- Asia-pacific shares trade cautiously on Thursday.
- US dollar remains elevated after the Fed's mixed response to inflation.
- China is ready to work jointly with all parties to build a closer Belt and Road partnership.
Asian stocks were trading mixed with little or no movement on Thursday. The US dollar remains strong as Investors continue to analyze Fed official’s mixed view on inflation and its effect on future guidance on interest rates.
MSCI’s broadest index of Asia-pacific shares outside Japan recorded minute gains of 0.1%.
Japan’s Nikkei rose marginally with 0.046% gains, while Shanghai Composite lost 0.3%.

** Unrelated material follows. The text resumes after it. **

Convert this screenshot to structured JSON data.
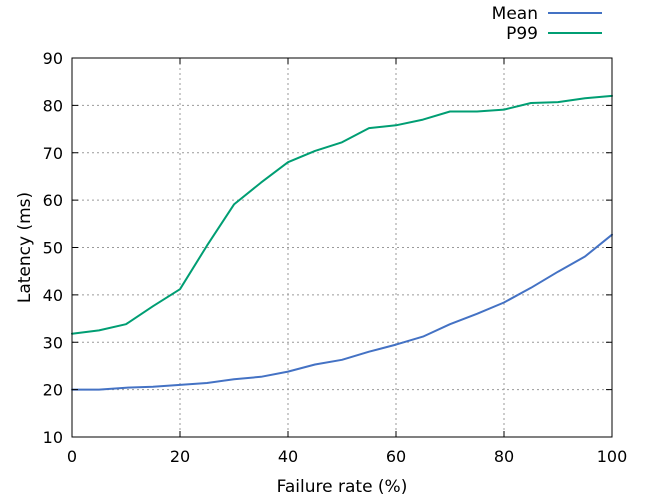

It is worth noting that S&P 500 Futures were trading at 4,241, up 0.24% for the day.
The US 10 year treasury yields remained below 1.5%, which kept the greenback gains limited. A clear direction in the US bond yields could help gain a clear picture of where equities are headed.
In the latest development, the US and China are believed to be discussing a possible meeting of US Secretary of State Antony Blinken and Chinese Foreign Minister Wang Yi at a G20 meet in Italy next week.
Meanwhile, Chinese President Xi Jinping wrote a message to the Asia-pacific prominent leaders for a High-Level Conference on Belt and Road Cooperation. This move came after the severe criticism of Beijing policy in the G7 meeting in the previous week.